In der Diskussion wird der marktwirtschaftliche Aspekt durchdiskutiert, und Christian weist abermals daraufhin, wie dümmlich sich einige Verlage in ihrer Hysterie anstellen. Bei den Graphic Novels gibt es genauso No-Seller wie Bestseller – nicht alles verkauft sich wie Asterix, was viele Verlage zurzeit noch glauben, aber schmerzlich werden lernen müssen.

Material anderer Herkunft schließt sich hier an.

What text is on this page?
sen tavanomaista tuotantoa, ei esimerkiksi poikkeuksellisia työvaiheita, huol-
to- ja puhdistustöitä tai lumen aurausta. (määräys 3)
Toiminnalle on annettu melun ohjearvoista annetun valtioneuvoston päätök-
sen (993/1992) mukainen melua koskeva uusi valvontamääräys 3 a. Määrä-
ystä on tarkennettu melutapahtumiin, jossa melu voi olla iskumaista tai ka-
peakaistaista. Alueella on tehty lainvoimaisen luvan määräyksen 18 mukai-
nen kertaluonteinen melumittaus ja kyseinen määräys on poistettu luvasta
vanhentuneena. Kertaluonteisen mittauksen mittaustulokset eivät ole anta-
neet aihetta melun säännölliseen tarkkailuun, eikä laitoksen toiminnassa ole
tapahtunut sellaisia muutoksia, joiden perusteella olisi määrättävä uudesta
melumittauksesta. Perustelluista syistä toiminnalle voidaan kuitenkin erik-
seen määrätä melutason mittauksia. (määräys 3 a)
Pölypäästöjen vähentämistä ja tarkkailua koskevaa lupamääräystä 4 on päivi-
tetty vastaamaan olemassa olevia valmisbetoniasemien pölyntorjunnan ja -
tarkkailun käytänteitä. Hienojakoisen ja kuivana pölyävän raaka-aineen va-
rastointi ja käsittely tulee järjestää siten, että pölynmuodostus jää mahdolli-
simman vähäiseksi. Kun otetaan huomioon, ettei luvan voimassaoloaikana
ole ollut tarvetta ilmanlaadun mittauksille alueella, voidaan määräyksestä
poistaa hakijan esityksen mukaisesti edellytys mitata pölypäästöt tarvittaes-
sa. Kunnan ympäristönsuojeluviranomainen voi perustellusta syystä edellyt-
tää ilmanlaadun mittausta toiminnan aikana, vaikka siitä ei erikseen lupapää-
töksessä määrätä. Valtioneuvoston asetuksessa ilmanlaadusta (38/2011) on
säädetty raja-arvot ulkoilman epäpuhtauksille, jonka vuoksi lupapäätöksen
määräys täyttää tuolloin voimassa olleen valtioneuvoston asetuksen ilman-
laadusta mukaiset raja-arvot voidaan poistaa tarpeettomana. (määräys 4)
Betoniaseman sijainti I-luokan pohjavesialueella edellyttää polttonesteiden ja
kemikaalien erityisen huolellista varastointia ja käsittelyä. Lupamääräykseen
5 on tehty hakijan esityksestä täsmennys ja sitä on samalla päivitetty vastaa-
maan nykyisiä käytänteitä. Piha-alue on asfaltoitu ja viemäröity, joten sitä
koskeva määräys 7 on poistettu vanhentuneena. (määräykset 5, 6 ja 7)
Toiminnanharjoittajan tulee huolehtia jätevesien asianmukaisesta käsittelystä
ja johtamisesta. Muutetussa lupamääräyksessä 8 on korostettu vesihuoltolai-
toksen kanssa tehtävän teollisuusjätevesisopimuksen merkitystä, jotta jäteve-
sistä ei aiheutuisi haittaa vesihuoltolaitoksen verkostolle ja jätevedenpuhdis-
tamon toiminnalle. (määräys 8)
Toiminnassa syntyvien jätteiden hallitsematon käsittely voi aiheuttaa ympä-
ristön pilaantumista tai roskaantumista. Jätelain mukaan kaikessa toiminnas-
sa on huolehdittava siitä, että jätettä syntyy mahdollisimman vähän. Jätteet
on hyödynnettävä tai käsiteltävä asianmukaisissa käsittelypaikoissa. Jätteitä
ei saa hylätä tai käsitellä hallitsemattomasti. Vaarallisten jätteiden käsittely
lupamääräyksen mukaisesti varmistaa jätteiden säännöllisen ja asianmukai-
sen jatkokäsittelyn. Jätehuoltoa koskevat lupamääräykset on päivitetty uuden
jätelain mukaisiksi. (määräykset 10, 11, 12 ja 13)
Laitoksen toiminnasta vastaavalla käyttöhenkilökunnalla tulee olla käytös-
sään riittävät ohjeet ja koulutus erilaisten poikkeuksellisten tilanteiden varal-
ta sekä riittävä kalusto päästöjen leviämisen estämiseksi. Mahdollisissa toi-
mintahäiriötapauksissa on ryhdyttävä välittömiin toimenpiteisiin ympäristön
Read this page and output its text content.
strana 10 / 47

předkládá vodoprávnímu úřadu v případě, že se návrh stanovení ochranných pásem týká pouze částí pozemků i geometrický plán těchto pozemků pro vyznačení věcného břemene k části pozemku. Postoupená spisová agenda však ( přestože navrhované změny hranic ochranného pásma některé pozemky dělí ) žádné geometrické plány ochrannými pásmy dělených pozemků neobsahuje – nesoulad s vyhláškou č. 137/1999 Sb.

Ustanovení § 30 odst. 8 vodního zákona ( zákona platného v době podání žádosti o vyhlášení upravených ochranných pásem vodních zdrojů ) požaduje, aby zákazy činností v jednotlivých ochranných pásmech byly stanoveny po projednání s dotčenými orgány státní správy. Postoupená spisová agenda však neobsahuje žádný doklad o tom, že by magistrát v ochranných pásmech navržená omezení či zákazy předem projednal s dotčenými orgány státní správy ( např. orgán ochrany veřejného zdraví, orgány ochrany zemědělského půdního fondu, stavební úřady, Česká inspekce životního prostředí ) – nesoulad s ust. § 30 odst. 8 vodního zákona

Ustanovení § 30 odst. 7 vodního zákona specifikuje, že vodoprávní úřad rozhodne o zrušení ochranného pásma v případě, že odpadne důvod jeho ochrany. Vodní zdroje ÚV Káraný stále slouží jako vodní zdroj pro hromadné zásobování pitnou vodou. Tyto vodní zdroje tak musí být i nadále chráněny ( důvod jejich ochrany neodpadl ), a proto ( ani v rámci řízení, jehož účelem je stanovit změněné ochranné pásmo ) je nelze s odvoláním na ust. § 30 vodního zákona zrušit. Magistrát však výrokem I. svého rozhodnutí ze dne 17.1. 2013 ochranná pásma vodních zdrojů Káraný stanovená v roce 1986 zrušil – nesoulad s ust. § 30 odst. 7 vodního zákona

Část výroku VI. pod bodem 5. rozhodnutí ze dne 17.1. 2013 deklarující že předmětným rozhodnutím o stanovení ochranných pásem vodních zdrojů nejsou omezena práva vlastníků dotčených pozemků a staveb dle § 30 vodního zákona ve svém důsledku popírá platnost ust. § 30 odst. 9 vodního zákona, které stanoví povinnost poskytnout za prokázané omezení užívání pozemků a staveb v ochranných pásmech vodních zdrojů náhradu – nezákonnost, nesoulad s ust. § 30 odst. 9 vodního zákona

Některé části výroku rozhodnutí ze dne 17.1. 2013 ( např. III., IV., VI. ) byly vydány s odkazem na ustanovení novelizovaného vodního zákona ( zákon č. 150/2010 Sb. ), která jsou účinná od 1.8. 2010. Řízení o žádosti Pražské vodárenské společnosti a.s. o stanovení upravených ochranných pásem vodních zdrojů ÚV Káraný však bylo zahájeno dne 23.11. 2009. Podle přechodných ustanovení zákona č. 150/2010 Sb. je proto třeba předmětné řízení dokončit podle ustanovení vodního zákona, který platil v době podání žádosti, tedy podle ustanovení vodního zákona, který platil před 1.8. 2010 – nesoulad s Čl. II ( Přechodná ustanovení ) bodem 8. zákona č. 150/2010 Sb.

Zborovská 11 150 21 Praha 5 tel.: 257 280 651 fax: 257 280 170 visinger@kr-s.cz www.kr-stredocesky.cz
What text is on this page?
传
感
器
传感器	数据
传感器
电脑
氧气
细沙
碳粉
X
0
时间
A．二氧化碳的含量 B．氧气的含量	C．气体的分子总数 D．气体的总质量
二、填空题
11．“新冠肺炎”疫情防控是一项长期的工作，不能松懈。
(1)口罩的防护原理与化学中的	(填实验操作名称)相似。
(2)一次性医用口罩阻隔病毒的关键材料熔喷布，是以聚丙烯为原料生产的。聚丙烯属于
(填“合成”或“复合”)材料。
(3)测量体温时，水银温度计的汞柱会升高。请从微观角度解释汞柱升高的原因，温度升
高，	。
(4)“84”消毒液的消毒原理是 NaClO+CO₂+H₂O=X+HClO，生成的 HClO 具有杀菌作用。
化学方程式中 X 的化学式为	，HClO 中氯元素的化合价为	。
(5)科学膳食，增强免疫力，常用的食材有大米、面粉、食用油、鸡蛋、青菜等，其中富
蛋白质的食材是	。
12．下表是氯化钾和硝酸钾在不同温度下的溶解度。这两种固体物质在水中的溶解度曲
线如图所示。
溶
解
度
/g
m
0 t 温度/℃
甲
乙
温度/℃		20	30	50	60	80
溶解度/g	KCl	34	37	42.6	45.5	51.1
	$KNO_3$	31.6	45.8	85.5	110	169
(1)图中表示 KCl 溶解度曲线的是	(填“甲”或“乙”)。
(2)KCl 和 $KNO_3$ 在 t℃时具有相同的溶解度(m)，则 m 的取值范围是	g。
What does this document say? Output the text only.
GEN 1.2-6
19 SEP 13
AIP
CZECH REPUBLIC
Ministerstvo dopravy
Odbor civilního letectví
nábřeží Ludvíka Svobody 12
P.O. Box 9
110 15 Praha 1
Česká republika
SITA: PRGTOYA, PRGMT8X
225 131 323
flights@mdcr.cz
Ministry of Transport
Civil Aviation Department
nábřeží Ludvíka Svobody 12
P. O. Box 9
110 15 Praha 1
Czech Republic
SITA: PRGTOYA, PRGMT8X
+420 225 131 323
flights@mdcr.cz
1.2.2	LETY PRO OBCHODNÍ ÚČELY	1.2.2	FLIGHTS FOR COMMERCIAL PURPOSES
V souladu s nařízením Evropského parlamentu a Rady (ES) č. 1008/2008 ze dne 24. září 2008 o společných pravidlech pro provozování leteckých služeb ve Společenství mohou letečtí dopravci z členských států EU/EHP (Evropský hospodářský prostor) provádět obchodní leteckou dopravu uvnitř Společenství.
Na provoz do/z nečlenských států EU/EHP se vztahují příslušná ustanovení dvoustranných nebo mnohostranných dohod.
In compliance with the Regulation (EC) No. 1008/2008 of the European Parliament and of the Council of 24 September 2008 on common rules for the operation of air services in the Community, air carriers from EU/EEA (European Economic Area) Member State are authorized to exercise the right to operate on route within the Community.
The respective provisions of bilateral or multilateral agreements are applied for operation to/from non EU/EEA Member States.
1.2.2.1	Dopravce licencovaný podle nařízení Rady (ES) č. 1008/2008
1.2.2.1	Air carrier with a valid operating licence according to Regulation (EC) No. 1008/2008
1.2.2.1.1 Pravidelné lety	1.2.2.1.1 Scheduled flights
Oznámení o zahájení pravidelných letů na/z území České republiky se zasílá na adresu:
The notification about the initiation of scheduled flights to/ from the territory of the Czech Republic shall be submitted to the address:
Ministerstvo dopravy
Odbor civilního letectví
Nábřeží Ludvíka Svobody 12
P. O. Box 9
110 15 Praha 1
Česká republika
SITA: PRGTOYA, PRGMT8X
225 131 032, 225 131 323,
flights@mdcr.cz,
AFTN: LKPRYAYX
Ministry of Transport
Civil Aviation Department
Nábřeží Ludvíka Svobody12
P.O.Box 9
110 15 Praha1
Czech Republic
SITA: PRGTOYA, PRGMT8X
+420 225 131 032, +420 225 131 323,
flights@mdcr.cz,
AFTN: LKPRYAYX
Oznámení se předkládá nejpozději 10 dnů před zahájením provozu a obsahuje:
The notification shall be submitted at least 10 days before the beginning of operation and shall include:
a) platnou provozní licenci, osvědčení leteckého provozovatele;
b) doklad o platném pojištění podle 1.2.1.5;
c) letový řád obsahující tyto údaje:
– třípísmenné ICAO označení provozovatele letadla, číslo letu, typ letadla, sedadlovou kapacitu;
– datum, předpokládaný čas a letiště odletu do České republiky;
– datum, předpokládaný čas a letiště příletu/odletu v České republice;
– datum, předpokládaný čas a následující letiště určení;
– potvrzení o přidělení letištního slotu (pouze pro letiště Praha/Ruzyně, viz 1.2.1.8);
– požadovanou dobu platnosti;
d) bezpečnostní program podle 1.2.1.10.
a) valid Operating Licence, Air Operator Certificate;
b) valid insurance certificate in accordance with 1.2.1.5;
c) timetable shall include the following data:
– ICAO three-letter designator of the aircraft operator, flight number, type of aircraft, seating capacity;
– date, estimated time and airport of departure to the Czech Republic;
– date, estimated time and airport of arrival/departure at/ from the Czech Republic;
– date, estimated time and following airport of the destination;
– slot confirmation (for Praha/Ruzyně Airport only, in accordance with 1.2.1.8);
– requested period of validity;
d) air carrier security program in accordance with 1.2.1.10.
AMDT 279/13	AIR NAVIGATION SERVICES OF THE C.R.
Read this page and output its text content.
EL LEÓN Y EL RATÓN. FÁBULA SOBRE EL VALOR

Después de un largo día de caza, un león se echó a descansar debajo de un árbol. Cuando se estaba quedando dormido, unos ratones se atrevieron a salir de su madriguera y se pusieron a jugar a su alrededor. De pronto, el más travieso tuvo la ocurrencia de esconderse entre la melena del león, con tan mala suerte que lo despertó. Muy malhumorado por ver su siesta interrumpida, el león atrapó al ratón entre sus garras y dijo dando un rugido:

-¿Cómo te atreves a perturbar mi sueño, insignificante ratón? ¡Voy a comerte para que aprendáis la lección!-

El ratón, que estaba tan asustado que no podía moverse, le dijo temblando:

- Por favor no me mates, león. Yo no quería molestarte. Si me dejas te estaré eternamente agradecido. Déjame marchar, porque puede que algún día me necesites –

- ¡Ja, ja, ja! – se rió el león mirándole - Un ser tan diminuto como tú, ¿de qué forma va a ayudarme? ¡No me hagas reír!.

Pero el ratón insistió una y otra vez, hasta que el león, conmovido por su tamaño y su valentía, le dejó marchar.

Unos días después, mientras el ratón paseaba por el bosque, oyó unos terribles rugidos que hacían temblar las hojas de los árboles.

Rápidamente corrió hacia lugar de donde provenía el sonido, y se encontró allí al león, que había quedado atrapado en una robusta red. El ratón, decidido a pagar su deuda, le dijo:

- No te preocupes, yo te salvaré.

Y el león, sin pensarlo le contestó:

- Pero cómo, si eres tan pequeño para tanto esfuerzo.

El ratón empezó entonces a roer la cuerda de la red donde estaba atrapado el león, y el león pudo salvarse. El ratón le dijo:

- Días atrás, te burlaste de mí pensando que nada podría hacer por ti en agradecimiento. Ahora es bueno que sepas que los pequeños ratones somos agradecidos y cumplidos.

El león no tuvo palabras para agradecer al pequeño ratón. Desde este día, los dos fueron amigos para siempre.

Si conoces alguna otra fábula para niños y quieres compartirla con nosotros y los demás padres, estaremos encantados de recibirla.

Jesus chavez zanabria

Schließlich geht es in der Diskussion wieder um die Frage der Literatur und wo die Grenze der Literatur liegt. Rüdiger Wischenbart bringt einen Begriff hinein, der mir seit einer Stunde fehlt: Pop. Man darf einen Graphic Novel bitte nicht mit Robert Musil vergleichen, sondern mit Populärkultur, mit Pop-Literatur. Pop bedeutet zitieren, Pop bedeutet ein Weg von U und E, eine gewisse Befreiung, kein ständiges Nachdenken über Grenzziehung anstelle von einem Grenzen-Niederreißen. Irgendwann in der Diskussion wird mir unheimlich und ich muss mir das Mikrophon schnappen. Ich bin wahrscheinlich die jüngste im Raum und frage mich, ob mein Unwohlgefühl aus Generationenfrage resultiert. Harry Potter war eine meiner prägendsten Lektüren: ich hatte keine Angst, den Mann ohne Eigenschaften zu lesen, weil ich seit meinem elften Lebensjahr diese dicken Wälzer verschlungen habe, und gleichzeitig mag ich es genauso, zwischen Musil und Doderer auch mal ein Vampirbuch zu lesen. Ich glaube, meine Generation kann mit dieser Frage „ist das Literatur oder muss das weg“ nichts anfangen.

Vea Kaiser

Vea Kaiser, born 1988, Austrian novelist.

Vea Kaiser, geboren 1988, österreichische Schriftstellerin.